When you run this code, the median of the numbers 4, 17, 53, and 94 is displayed. The message box displays 35, the midpoint between 17 and 53.

Not all worksheet functions can be used in Visual Basic for Applications in this way. For a list of supported functions, see the "List of Worksheet Functions Available in Visual Basic" topic in the Microsoft Excel Visual Basic Reference Help.

In Microsoft Excel 2000, you can create an interactive spreadsheet in a Web page. As in Excel, worksheet functions can also be used in these Web page spreadsheets, and in the scripts used to automate the controls on these pages. However, the method used to access these functions in script differs from the method used in VBA.

Let's take a look at some Visual Basic Scripting Edition (VBScript) code in a Web page. Type or paste the following HTML code into a new file and save it as Function.htm.

<html xmlns:v="urn:schemas-microsoft-com:vml"
    xmlns="-//W3C//DTD HTML 4.0//EN">
<body onload="FunWithFunctions()">
<object id="MySpreadsheet"
<script language=VBScript>
Sub FunWithFunctions()
    MsgBox MySpreadsheet.ActiveSheet.Eval("=Median(4, 17, 53, 94)")
End Sub

Next, open Function.htm in your Internet Explorer Web browser. Notice that the onload attribute in the body HTML tag specifies that the FunWithFunctions subroutine should be executed when the document is opened in the browser. In the subroutine, the MEDIAN worksheet function formula specified in the string argument to the Eval method is evaluated, and the median of 4, 17, 53, and 94 is displayed. The message box displays 35, the midpoint of 17 and 53.

Again, not all worksheet functions are supported. For a list of worksheet functions that are supported by the Spreadsheet component, click the Help button in the Microsoft Office Spreadsheet component when Function.htm is displayed in your Web browser, and click the "Spreadsheet function categories" topic under the "Working with Functions" category.

What if you want to use values from other functions, expressions, or variables that can change at run time? Let's change the Visual Basic for Applications code we mentioned earlier, as follows:

Sub DisplayMedian()
    Dim intValue As Integer
    intValue = 53
    MsgBox Application.WorksheetFunction _
        .Median(4, ActiveSheet.Range("A1").Value, _
            intValue, 94)
End Sub

Enter the value 17 in cell A1 of the active worksheet and run this code. The median of 4, the numeric value of cell A1, the value of the intValue integer variable, and 94 is displayed. The message box displays 35, the average of 17 and 53.

As you can see, using expressions and variables as arguments is pretty straightforward. Merely enter the expressions and variables in the argument list of the worksheet function call.

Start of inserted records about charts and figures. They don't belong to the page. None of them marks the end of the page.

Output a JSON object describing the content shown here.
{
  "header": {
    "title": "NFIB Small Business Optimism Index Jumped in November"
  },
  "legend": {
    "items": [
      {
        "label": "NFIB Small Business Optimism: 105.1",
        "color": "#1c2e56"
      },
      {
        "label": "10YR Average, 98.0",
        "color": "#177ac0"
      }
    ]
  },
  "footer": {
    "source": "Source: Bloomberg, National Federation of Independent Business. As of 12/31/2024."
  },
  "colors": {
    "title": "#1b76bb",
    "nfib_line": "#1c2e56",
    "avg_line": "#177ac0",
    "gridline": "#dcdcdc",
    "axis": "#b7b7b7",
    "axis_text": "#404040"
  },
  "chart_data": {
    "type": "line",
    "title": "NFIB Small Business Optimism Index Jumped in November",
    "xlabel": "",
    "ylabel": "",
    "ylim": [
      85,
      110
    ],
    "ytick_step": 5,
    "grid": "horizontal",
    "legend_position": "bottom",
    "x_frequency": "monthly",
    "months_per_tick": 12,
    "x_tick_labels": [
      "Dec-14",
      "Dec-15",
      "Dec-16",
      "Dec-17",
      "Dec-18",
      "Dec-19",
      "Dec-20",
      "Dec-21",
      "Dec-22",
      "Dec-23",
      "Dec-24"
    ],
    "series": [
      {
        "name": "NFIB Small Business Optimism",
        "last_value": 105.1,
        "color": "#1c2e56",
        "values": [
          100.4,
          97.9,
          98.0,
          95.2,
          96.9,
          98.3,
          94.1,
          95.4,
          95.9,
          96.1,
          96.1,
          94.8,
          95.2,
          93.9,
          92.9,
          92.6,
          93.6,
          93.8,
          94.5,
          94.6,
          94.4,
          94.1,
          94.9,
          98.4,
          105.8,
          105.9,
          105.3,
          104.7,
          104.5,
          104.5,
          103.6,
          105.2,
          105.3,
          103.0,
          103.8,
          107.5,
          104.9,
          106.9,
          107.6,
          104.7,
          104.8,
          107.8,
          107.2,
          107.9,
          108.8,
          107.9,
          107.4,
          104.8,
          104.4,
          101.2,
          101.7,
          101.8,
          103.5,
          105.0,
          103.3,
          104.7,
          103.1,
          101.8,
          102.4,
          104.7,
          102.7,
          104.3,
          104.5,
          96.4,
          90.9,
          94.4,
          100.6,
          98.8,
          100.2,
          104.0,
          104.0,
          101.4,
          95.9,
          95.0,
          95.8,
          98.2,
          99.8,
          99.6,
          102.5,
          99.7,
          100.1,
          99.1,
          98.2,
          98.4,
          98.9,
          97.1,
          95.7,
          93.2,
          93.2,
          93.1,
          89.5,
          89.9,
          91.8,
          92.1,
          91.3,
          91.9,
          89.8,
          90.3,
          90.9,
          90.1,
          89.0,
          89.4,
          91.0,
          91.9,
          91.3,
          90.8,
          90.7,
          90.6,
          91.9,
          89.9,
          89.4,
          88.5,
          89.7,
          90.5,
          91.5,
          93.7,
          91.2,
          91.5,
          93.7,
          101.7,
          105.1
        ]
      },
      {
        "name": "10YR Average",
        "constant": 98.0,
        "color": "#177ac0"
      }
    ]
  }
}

Now let's take a look at how we do this in the Web page we created earlier. In Function.htm, change the VBScript code as follows:

Sub FunWithFunctions()
    Dim intValue
    MySpreadsheet.ActiveSheet.Range("A1").Value = 17
    intValue = 53
    MsgBox MySpreadsheet.ActiveSheet _
        .Eval("=Median(4, " & _
        MySpreadsheet.ActiveSheet.Range("A1").Value & _
        "," & intValue & ", 94)")
End Sub

Open or refresh Function.htm in your Web browser. The value in cell A1 is 17, and the value of variable intValue is 53. Again, we want to display the median of 4, the numeric value of cell A1, the value of the intValue variable, and 94. The message box displays 35, the average of 17 and 53. Note that you have to construct the MEDIAN function formula string in order for the Eval method to evaluate it.